QI Spine Clinic, Mumbai, India.
QI Spine Clinic, Pune, India.
J Bodyw Mov Ther. 2020 Oct;24(4):168-175. doi: 10.1016/j.jbmt.2020.07.013. Epub 2020 Jul 30.
To evaluate the efficacy of adjuvant frequency-specific microcurrent (FSM) application on pain and disability in patients treated with physical rehabilitation for mechanical low back pain (LBP) and neck pain (NP).
In this retrospective case-control study, pre- and post-treatment numerical pain rating scale (NPRS) score, Oswestry disability index (ODI) score, neck disability index (NDI) score, disability categories, and treatment outcome categories were compared between 213 patients in the FSM group (167 patients with LBP, 46 patients with NP) and 78 patients in the control group (61 patients with LBP, 17 patients with NP).

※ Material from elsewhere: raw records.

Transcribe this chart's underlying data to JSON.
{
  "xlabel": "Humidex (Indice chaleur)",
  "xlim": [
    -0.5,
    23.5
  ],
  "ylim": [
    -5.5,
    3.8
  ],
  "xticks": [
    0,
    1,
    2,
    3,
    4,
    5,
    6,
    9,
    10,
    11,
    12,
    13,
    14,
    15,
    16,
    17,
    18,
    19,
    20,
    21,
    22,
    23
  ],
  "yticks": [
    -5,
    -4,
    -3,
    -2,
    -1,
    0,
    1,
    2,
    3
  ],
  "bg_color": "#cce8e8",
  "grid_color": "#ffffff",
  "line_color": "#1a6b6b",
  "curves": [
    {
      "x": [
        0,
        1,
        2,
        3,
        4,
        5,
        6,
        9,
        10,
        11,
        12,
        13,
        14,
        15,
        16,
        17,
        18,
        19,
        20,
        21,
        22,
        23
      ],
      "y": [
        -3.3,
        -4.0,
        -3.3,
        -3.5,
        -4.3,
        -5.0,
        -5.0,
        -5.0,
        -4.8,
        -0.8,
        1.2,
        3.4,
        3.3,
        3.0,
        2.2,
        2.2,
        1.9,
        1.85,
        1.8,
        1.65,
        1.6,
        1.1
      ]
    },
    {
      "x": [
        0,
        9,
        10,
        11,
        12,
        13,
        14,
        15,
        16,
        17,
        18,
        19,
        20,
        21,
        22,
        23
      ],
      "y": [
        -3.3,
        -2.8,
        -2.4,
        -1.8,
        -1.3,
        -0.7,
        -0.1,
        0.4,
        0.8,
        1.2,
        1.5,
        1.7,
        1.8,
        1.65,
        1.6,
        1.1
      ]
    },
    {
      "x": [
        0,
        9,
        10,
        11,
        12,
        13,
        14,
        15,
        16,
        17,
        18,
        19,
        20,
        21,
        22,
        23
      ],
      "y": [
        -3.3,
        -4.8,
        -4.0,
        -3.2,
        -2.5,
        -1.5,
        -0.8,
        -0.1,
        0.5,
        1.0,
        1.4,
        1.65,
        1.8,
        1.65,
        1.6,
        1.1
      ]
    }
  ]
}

In LBP patients, mean post-treatment NPRS score was significantly lower (p = 0.02) and a significantly higher percentage of patients were in the ≤3 NPRS score (p = 0.02), in the minimal disability (p = 0.01), and the full success (p = 0.006) categories post-treatment in the FSM group when compared to the control group. In NP patients, there was no significant difference in the post-treatment pain intensity, disability or treatment outcome when the 2 groups were compared.
The use of adjuvant FSM application in patients treated with physical rehabilitation for LBP significantly improved pain and disability when compared to patients in the control group. Frequency specific microcurrent could be a useful adjuvant in the rehabilitation treatment of patients with low back pain.
评估辅助频域微电流(FSM)应用对接受物理康复治疗的机械性下腰痛(LBP)和颈痛(NP)患者疼痛和残疾的疗效。
在这项回顾性病例对照研究中,比较了 FSM 组(167 例 LBP 患者,46 例 NP 患者)和对照组(78 例 LBP 患者,17 例 NP 患者)的 213 例患者的治疗前后数字疼痛评分量表(NPRS)评分、Oswestry 残疾指数(ODI)评分、颈痛残疾指数(NDI)评分、残疾类别和治疗效果类别。
在 LBP 患者中,治疗后平均 NPRS 评分显著降低(p=0.02),治疗后处于≤3 NPRS 评分(p=0.02)、最小残疾(p=0.01)和完全成功(p=0.006)类别的患者比例显著升高在 FSM 组与对照组相比。在 NP 患者中,两组之间比较时,治疗后疼痛强度、残疾或治疗效果无显著差异。
与对照组相比,在接受物理康复治疗的 LBP 患者中使用辅助 FSM 应用可显著改善疼痛和残疾。频域微电流可能是腰痛康复治疗的一种有用的辅助手段。